Chris Cornell – Alcatraz, Milano 6 luglio 2009

Questo qua mi fa venire il mal di testa. Chris Cornell (storico leader di Soundgarden e Audioslave) calca il palco dell’Alcatraz per uno show di supporto al nuovo album “Scream”, forte di una voce impossibile da non amare ma debole di una scelta stilistica che lo ha portato a produrre un album deludente (con Timbaland), che ha trovato posto in charts e radio ma che gli ha anche tolto gran parte del pubblico conquistato nella sua lunga e iperattiva carriera.

Chris non si è mai fermato un minuto in 25 anni e questo denota che il ragazzo ama questo lavoro e non si è ridotto a farlo solo per pagare le bollette, come capita a molti dopo anni di disco+tour+disco+tour. La prova live fornita dalla sua ugola graffiante è davvero positiva, la sua voce ha tenuto per tutto il tempo andando oltre ogni attesa. I grandi classici sono stati eseguiti, la gente li ha apprezzati e cantati. E allora lo vogliamo trovare qualche difetto? Sì. I brani di “Scream” non rendono in versione rock per via di quel retrogusto hip-hop che, rispettabilissimo e affascinante, non compete affatto a Cornell.

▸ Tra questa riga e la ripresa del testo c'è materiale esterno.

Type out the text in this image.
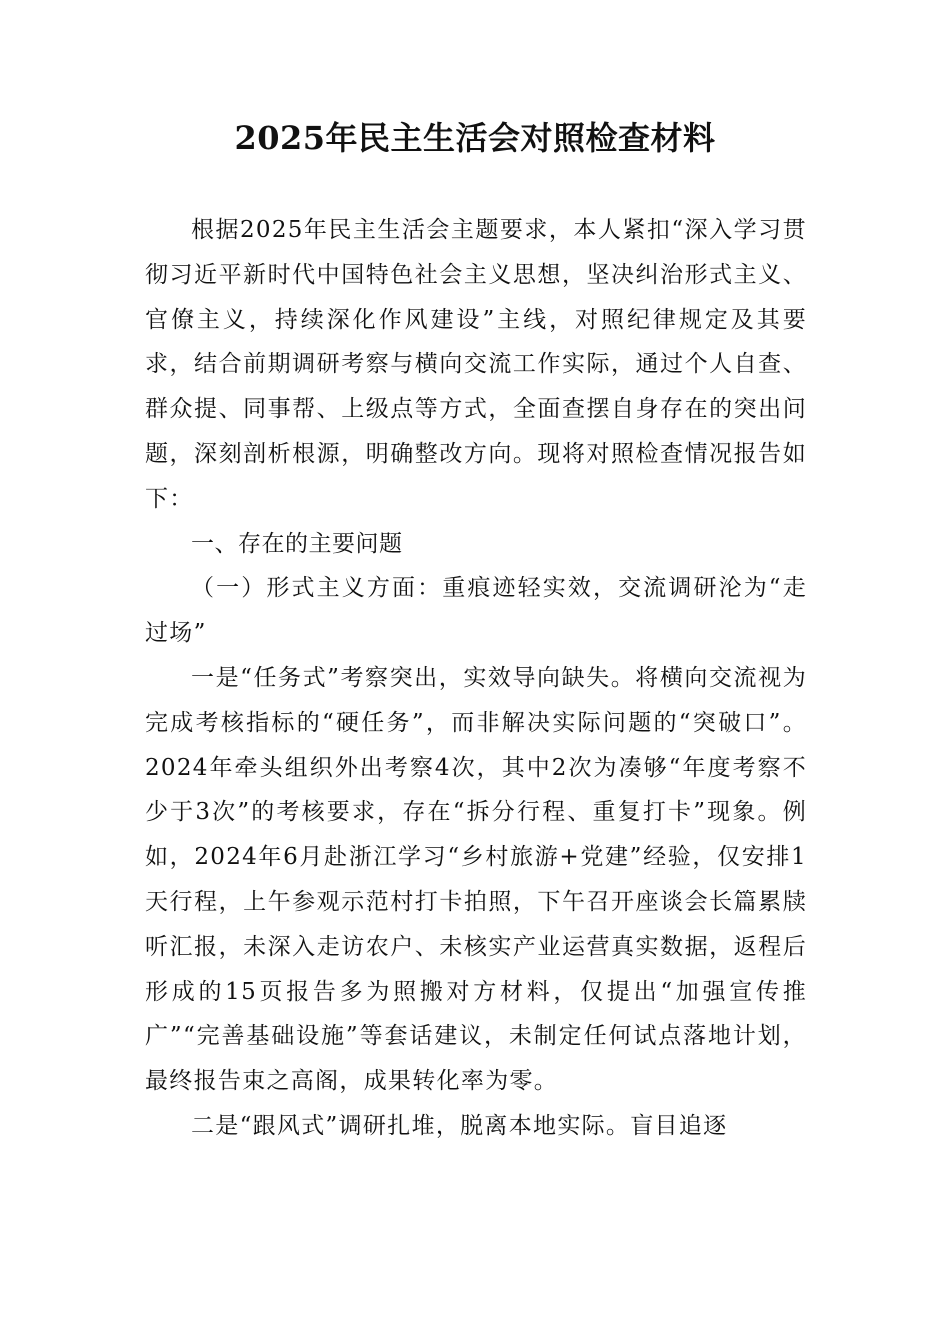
2025年民主生活会对照检查材料

根据2025年民主生活会主题要求，本人紧扣“深入学习贯彻习近平新时代中国特色社会主义思想，坚决纠治形式主义、官僚主义，持续深化作风建设”主线，对照纪律规定及其要求，结合前期调研考察与横向交流工作实际，通过个人自查、群众提、同事帮、上级点等方式，全面查摆自身存在的突出问题，深刻剖析根源，明确整改方向。现将对照检查情况报告如下：

一、存在的主要问题

（一）形式主义方面：重痕迹轻实效，交流调研沦为“走过场”

一是“任务式”考察突出，实效导向缺失。将横向交流视为完成考核指标的“硬任务”，而非解决实际问题的“突破口”。2024年牵头组织外出考察4次，其中2次为凑够“年度考察不少于3次”的考核要求，存在“拆分行程、重复打卡”现象。例如，2024年6月赴浙江学习“乡村旅游+党建”经验，仅安排1天行程，上午参观示范村打卡拍照，下午召开座谈会长篇累牍听汇报，未深入走访农户、未核实产业运营真实数据，返程后形成的15页报告多为照搬对方材料，仅提出“加强宣传推广”“完善基础设施”等套话建议，未制定任何试点落地计划，最终报告束之高阁，成果转化率为零。

二是“跟风式”调研扎堆，脱离本地实际。盲目追逐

“Part of Me” e “Time” aprono non a caso un concerto che si anima soltanto sulle note della successiva e contagiosa “No Such Thing” di soundgardeniana memoria. Finalmente si fa sul serio. Cornell poi, libero dai tributi a volte sinceri, a volte commercialmente disgustosi per Mr. Michael Jackson, esegue, come da anni, la sua bellissima versione di “Billie Jean”, prima di passare a pezzi esplosivi frutto della collaborazione con i tre musicisti dei Rage Against the Machine: “Set it Off” e soprattutto Sua Maestà “Show me How To Live” vengono cantate con impatto e grinta che valgono il prezzo del biglietto. Dal periodo magico dei Temple of the Dog non può certo mancare “Hunger Strike”, cantata con profondo sentimento dai più affezionati di Cornell. “Ground Zero” (il brano più convincente di “Scream”) e “Never Far Army” ci traghettano fino a “Burden in My Hand” e “Spoonman” che dimostrano come, dal vivo, il caro vecchio Chris ci sappia davvero fare.

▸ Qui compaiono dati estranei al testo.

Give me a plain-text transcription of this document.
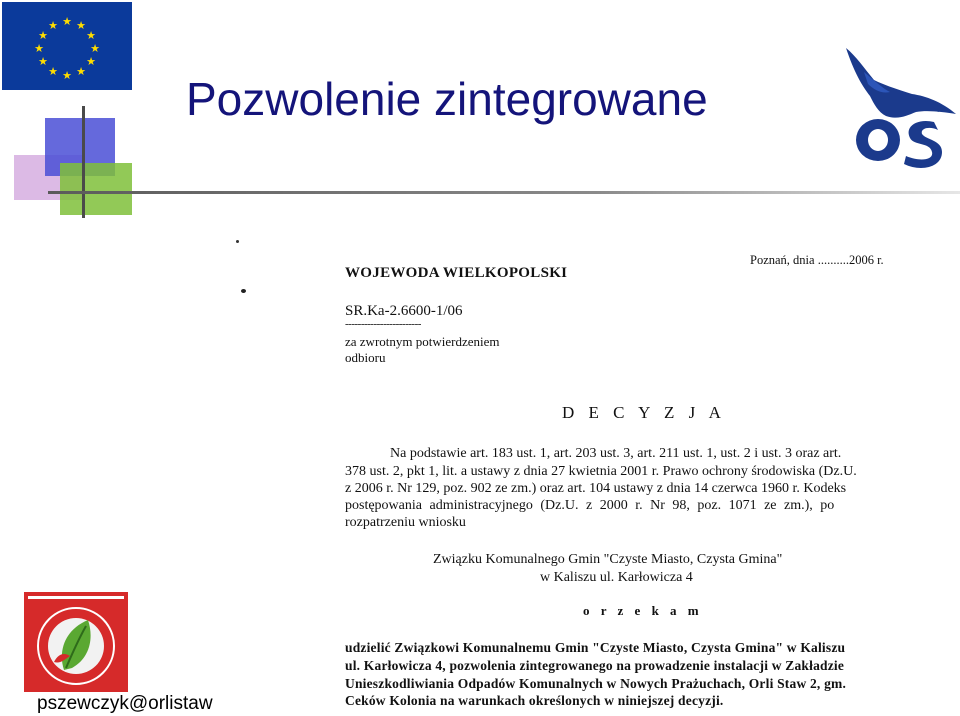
★ ★
★
★
★
★
★
★
★
★
★
★
Pozwolenie zintegrowane
WOJEWODA WIELKOPOLSKI
Poznań, dnia ..........2006 r.
SR.Ka-2.6600-1/06
------------------------
za zwrotnym potwierdzeniem
odbioru
D E C Y Z J A
Na podstawie art. 183 ust. 1, art. 203 ust. 3, art. 211 ust. 1, ust. 2 i ust. 3 oraz art.
378 ust. 2, pkt 1, lit. a ustawy z dnia 27 kwietnia 2001 r. Prawo ochrony środowiska (Dz.U.
z 2006 r. Nr 129, poz. 902 ze zm.) oraz art. 104 ustawy z dnia 14 czerwca 1960 r. Kodeks
postępowania administracyjnego (Dz.U. z 2000 r. Nr 98, poz. 1071 ze zm.), po
rozpatrzeniu wniosku
Związku Komunalnego Gmin "Czyste Miasto, Czysta Gmina"
w Kaliszu ul. Karłowicza 4
o r z e k a m
udzielić Związkowi Komunalnemu Gmin "Czyste Miasto, Czysta Gmina" w Kaliszu
ul. Karłowicza 4, pozwolenia zintegrowanego na prowadzenie instalacji w Zakładzie
Unieszkodliwiania Odpadów Komunalnych w Nowych Prażuchach, Orli Staw 2, gm.
Ceków Kolonia na warunkach określonych w niniejszej decyzji.
pszewczyk@orlistaw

Si tratta di un’altra pasta sonora…e si sente. Funziona così la legge del palco: alla gente da concerto, quella che spende ancora decine di euro per i live…devi dare il rock n’ roll.
Efficace ed intimo l’intermezzo acustico, composto da “Fell on Black Days” ed il periodo solista/Audioslave, con la splendida “Can’t Change Me” e l’osannata “Like a Stone”. Un ragazzo accanto a me chiama la ragazza per farle sentire la canzone, dimenticandosi di staccare il telefono e cantandogliela per tutto il tempo nell’orecchio. Un genio. Questa scena alquanto stramba mi introduce ad un brano che attendo da più o meno nove anni, ossia “Cochise”, salutata con un urlo dai presenti, me compreso. Il brano però, manca di quella che in gergo si chiamerebbe canna, perché ci saranno pure due chitarristi egregi dietro, ma a livello di pathos e genio non fanno 1/20 di Tom Morello, così come basso e batteria (bravi e carichi) non valgono la coppia Commerford/Wilk. “Watch Out” precede le piacevoli “Scream” e “Be yourself”, prima di arrivare finalmente a “Rusty Cage” che ci fa ricordare quanto siano stati fighi i Soundgarden degli anni d’oro. Non si tratta di rimpiangere il passato o non apprezzare chi non osa, si tratta di capire cosa va e cosa no. L’acclamata e contagiosa “You Know My Name” precede la conclusiva “Black Hole Sun”. Chris è stanco, saluta al volo e scende dal palco. Il rock lo sa fare e le melodie pure. A lui il merito di crederci ogni volta che ha davanti la sua gente, a lui il merito di avere provato a fare qualcosa di diverso e di non volersi crogiolare e ripetere all’infinito. Timbaland è stato semplicemente un capitolo sbagliato.

Vedremo cosa ci riserverà il futuro, anche se credo che vista la non alta affluenza di pubblico, a breve sentiremo la parola “reunion”. Io sono un fan esageratamente di parte degli Audioslave…ma credo dovrò “accontentarmi” senza troppa fatica dei Soundgarden. Ci scommetto la mia discografia intera che l’anno prossimo il redivivo capellone Chris tornerà a farsi vedere con quegli altri tre grungettoni, più vecchi sì, ma sempre dannatamente rock.

Setlist: Part of Me, Time, No Such Thing, Billy Jean, Set if Off, Show me how to Live, Hunger Strike, Ground Zero, Never Far Army, Burden in my hand, Spoonman, Cornell acustico (Fell On Black Days, Can’t Change Me, Blow Up Outside the World, Doesn’t Remind Me, Like a Stone), Cochise, Watch Out, Scream, Be yourself, Rusty Cage, Disappearing Act, You Know My Name, Black Hole Sun.